Epidemiology and Demographics
Worldwide, the prevalence of primary hyperaldosteronism (PA) ranges from a low of 10,000 per 100,000 persons with hypertension to a high of 35,000 per 100,000 persons with hypertenion when aldosterone/renin ratio is used as a screening tool. There is no racial predilection for primary hyperaldosteronism.
Screening
According to the Endocrine Society Clinical Practice Guideline, screening for hyperaldosteronism is performed by checking the plasma aldosterone to renin ratio (PAC/PRA).

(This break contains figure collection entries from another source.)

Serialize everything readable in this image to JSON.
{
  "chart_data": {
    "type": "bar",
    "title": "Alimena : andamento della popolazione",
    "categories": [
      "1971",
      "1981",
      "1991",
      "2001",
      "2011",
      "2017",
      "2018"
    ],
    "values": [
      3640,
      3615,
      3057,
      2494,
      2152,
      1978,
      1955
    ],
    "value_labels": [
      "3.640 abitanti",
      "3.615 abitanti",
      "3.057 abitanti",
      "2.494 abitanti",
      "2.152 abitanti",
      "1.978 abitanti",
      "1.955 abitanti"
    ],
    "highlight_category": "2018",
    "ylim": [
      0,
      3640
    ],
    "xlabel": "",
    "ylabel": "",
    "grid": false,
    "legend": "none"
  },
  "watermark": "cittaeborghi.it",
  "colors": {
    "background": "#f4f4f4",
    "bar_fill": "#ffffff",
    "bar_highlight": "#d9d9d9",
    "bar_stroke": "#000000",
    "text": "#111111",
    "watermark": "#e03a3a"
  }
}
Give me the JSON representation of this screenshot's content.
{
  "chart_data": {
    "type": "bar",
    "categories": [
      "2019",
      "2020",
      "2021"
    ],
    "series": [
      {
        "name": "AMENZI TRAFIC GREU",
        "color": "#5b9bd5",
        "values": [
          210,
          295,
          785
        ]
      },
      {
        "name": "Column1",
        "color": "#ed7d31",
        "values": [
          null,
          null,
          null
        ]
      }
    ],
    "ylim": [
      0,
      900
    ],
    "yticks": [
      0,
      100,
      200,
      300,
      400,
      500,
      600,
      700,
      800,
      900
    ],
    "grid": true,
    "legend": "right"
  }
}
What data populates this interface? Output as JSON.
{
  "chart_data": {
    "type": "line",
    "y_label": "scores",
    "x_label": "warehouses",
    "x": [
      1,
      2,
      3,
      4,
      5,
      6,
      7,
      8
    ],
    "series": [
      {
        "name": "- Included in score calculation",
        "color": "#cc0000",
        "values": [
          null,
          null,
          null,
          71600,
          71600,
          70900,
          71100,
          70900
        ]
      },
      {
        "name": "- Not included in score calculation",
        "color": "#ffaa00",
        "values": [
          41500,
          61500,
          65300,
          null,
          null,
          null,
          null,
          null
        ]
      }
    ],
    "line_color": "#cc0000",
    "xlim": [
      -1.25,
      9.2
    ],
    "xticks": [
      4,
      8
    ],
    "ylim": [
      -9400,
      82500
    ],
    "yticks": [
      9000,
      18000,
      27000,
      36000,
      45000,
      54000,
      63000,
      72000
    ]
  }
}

Natural History, Complications and Prognosis
If left untreated, patients with primary hyperaldosteronism may progress to develop stroke, coronary artery disease, and renal insufficiency with associated proteinuria. APAs continue to grow slowly over time. The aldosterone production likely correlates with the size of the adenoma. Primary hyperladosteronism can be progressive leading to increased severity of disease. Common complications of primary hyperaldosteronism include left ventricular hypertrophy due to chronic hypertension, atrial fibrillation, myocardial infarction, stroke, proteinuria and metabolic syndrome. The prognosis of primary hyperaldosteronism is good with treatment. Without treatment, primary hyperaldosteronism will result in hypertension with resultant hypertension-related complications, which may be a major cause of morbidity and mortality among patients.
Diagnosis
History and Symptoms
The hallmark of primary hyperaldosteronism is resistant hypertension. A positive history of sponatneous or unprovoked hypokalemia and treatment-resitant/refractory hypertension are suggestive of primary hyperaldosteronism. The most common symptoms of primary hyperaldosteronism include headaches, facial flushing, vision changes and weakness.
Physical Examination
Patients with primary hyperaldosteronism usually appear well. Physical examination of patients with primary hyperaldosteronism is usually remarkable for high blood pressure, tachycardia, and an S4 maybe heard on auscultation of the precordium suggesting left ventricular hypertrophy secondary to increased afterload due to hypertension.
Laboratory Findings
Laboratory findings consistent with the diagnosis of primary hyperaldosteronism include plasma aldosterone to renin activity ratio (PAC/PRA) of >30, serum aldosterone value of > 6 ng / dl and simultaneous PRA levels < than 1.0 ng / ml / hour after fludrocortisone supression test, or a plasma aldosterone more than 10 ng / dl on saline infusion test or on oral sodium loading test, the post-test 24-hour urinary aldosterone excretion less than 12 μg / day and a urinary sodium excretion of more than 200 mmol / day. The adrenal venous sampling test is gold standard for subtype classification of primary hyperaldosteronism.
CT scan
CT scan may aid in visualizing adrenal adenomas for lesions that are amenable to surgery.
MRI
MRI may be used for diagnosing adrenal adenomas when the attenuation on CT is <30 HU.
Other Imaging Findings
There are no other imaging findings associated with primary hyperaldosteronism.
Other Diagnostic Studies
There are no other diagnostic studies associated with primary hyperaldosteronism.
Treatment
Medical Therapy
The optimal therapy for primary hyperladosteronism depends on the etiology of hyperaldosteronism. Medical therapy is indicated for bilateral adrenal hyperplasia, and all ambiguous causes of primary hyperaldosteronism.
Surgery
Surgery is the mainstay of treatment for unilateral adrenal hyperplasia, aldosterone producing adenomas (APAs), adrenal carcinoma, ectopic ACTH, renin, and deoxycorticosterone secreting tumors.
Primary Prevention
There is no primary prevention for primary hyperaldosteronism.
Secondary Prevention
There is no secondary prevention for primary hyperaldosteronism.